In most of the rural communities a vaid is working for the well being of the people of the local area. Vaids are either specialist to deal with specific diseases or undertake general treatment for all diseases. Vaids have their own unique methods of treatment. The Vaids don’t disclose the indigenous knowledge methods they employ for treatment of diseases. Oral interviews were conducted with Vaid Ji of Bhaklydar, Nimat Ram Vaid of Shaiah Grass, Fouji Vaid of Bajura, Taj Mohd Khan Vaid of Maler Kotla, Raj D. Das Vaid of Hadimba Road. Local Vaids
How to preserve the Indigenous Knowledge Scientists may look beyond their laboratories and establish linkages with indigenous knowledge practitioners to utilize indigenous knowledge for modern research. Linkages between pharmaceutical companies and traditional knowledge practitioners can also help the pharmaceutical industries to test and develop new formulations. Communities practicing potential indigenous knowledge based systems require to be incentivized for disclosing their ideas in the larger public interest and be made aware of the system of filing patents to protect their knowledge, ideas and practices.
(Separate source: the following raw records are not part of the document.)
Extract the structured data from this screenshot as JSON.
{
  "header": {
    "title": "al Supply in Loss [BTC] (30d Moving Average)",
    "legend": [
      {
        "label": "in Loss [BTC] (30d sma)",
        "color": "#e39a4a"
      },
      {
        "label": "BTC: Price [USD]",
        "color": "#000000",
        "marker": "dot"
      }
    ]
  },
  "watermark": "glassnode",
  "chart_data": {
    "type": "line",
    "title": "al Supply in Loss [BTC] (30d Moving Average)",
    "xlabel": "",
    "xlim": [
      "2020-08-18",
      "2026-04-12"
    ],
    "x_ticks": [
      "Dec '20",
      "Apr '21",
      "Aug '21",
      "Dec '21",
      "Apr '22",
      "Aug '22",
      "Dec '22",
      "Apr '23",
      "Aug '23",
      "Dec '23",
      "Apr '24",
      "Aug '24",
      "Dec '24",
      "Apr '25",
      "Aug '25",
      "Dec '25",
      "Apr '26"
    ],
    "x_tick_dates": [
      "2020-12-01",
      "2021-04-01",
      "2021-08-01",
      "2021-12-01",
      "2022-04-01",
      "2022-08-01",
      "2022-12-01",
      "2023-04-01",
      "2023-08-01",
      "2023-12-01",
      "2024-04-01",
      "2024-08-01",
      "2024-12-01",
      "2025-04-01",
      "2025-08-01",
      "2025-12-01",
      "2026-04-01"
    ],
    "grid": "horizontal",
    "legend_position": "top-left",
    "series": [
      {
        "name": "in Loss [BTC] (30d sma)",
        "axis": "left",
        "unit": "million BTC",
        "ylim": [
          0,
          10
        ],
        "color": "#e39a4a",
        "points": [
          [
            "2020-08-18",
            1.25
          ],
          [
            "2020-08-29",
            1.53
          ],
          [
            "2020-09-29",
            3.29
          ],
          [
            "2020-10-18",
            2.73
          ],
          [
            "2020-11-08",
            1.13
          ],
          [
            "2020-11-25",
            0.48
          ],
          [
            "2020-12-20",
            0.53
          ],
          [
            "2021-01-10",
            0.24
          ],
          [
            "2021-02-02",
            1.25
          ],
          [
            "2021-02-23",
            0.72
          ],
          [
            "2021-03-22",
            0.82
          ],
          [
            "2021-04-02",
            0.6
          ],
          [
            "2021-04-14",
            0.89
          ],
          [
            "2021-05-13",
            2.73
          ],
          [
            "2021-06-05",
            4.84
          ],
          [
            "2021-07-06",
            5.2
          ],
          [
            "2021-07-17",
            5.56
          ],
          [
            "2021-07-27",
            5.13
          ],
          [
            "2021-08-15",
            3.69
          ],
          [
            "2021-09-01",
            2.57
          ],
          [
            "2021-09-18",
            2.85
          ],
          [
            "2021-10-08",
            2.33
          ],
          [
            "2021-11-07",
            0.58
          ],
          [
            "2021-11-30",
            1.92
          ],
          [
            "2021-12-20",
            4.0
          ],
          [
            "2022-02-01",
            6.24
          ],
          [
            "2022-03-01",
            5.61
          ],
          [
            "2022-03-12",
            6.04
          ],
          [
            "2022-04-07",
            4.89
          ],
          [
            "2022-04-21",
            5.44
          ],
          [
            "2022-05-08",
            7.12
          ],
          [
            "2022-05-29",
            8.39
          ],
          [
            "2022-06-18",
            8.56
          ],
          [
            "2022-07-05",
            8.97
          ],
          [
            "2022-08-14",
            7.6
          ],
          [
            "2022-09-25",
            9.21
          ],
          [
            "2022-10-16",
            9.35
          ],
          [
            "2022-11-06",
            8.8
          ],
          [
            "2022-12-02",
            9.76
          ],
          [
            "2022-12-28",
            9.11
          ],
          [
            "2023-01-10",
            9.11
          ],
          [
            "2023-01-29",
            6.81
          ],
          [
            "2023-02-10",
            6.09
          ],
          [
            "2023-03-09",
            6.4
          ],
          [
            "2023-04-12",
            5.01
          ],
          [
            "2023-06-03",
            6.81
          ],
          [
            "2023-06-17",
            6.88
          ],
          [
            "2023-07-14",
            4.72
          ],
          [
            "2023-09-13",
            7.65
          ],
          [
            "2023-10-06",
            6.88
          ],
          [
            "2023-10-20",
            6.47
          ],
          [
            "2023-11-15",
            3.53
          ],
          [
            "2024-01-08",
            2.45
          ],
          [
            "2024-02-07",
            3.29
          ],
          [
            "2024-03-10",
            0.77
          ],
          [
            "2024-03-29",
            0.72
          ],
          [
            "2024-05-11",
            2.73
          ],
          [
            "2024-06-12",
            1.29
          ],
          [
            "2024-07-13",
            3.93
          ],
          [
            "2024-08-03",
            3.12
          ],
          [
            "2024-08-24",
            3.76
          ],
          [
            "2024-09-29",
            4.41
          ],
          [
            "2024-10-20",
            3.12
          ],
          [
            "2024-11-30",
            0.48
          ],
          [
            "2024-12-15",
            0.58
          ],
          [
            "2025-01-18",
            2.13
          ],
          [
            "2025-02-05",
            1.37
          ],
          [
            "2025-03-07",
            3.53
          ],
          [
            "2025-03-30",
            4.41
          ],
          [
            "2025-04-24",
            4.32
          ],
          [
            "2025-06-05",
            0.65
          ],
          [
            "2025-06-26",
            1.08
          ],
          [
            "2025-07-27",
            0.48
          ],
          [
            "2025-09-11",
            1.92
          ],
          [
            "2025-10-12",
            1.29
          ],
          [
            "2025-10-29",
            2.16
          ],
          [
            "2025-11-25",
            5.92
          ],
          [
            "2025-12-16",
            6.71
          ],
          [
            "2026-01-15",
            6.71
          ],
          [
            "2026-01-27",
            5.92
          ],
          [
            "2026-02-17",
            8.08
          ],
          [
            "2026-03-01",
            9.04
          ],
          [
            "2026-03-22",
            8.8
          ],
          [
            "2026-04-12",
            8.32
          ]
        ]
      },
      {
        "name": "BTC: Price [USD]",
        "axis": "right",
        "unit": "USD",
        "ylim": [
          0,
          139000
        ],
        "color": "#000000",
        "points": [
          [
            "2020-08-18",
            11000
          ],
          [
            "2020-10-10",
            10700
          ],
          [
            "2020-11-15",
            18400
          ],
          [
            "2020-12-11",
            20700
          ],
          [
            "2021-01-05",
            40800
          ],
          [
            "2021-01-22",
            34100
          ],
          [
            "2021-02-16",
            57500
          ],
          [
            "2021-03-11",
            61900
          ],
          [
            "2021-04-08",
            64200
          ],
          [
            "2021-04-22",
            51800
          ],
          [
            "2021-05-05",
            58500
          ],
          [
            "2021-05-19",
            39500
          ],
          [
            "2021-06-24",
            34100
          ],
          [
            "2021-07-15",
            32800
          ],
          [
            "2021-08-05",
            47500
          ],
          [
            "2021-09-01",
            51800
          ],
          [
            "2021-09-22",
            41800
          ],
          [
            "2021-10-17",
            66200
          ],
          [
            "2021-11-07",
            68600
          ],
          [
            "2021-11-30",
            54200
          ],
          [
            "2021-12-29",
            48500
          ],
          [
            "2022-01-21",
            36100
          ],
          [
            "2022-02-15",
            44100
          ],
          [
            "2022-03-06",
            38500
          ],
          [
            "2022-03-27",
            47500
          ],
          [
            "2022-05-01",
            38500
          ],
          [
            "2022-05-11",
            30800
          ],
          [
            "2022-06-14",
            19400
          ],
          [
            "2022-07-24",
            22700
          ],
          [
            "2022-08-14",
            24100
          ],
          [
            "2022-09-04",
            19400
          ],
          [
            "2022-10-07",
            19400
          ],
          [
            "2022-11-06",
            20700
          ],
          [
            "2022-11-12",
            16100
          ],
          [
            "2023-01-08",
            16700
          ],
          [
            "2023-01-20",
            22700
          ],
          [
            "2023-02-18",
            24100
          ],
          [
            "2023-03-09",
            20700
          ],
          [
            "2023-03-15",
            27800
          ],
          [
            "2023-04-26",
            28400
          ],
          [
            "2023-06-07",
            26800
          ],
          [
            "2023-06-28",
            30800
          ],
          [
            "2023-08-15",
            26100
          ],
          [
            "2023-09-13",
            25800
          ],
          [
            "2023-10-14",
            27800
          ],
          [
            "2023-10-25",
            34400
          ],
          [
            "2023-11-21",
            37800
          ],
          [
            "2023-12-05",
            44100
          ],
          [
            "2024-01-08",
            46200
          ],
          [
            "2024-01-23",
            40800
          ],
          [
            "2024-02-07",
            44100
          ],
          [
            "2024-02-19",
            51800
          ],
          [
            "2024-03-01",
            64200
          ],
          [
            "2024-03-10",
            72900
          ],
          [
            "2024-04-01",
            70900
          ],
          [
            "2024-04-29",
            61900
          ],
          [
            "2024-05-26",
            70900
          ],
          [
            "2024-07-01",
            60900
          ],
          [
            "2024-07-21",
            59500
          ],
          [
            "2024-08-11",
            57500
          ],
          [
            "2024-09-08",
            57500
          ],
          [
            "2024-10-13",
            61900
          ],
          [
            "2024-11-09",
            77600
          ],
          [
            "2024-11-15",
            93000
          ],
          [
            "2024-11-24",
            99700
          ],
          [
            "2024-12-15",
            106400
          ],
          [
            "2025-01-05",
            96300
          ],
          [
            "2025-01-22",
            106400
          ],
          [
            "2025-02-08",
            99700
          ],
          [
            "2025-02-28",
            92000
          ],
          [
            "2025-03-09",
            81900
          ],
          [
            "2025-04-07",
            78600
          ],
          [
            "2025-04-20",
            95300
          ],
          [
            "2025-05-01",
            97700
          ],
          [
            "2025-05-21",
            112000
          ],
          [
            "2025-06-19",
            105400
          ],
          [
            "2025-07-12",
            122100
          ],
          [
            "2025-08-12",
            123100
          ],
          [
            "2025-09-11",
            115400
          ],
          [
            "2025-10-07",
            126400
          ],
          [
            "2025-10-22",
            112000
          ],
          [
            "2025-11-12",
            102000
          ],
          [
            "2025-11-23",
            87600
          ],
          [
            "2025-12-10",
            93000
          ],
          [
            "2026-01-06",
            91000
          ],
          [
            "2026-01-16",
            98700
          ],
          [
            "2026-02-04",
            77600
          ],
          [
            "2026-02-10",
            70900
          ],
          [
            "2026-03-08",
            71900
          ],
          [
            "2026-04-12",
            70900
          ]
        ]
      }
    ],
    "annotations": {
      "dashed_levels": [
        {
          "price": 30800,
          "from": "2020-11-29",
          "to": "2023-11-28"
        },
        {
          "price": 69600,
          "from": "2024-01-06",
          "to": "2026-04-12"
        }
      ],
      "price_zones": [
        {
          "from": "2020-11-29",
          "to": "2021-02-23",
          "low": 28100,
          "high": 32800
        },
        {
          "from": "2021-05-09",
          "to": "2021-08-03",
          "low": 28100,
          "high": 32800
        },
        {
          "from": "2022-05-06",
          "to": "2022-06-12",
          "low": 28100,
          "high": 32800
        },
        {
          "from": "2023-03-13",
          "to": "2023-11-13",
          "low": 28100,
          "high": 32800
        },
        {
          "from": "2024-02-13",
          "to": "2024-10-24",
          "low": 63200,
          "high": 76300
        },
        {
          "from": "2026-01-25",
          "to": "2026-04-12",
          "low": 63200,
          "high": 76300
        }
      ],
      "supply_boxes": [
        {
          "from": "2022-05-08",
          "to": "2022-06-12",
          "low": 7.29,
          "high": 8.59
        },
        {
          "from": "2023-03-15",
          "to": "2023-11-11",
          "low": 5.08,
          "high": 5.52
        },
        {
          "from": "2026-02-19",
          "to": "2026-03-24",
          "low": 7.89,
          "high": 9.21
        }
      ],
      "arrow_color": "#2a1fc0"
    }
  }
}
Most of the practitioners of indigenous knowledge don’t know how to create a commercial value out of their ideas. Industries and scientific organizations; NGOs may help such communities to create economic value out of their ideas. India has enormous potential for export of plant based raw materials for developing health care products and government should encourage this sector. There are several efforts like TKDL, foundation for revitalization of local health traditions etc. going on to create databases of indigenous knowledge but what is lacking is synergy and coordination in such efforts and one organization may not be knowing what the other is doing. A systematic and coordinated effort is desired at the national level to explore such resources and develop suitable databases of documents and consultants in the interest of the people of India. Public libraries independently or in the collaboration with other organizations can play a major role in collection and organization of information pertaining to their areas of operation and create a database of available information.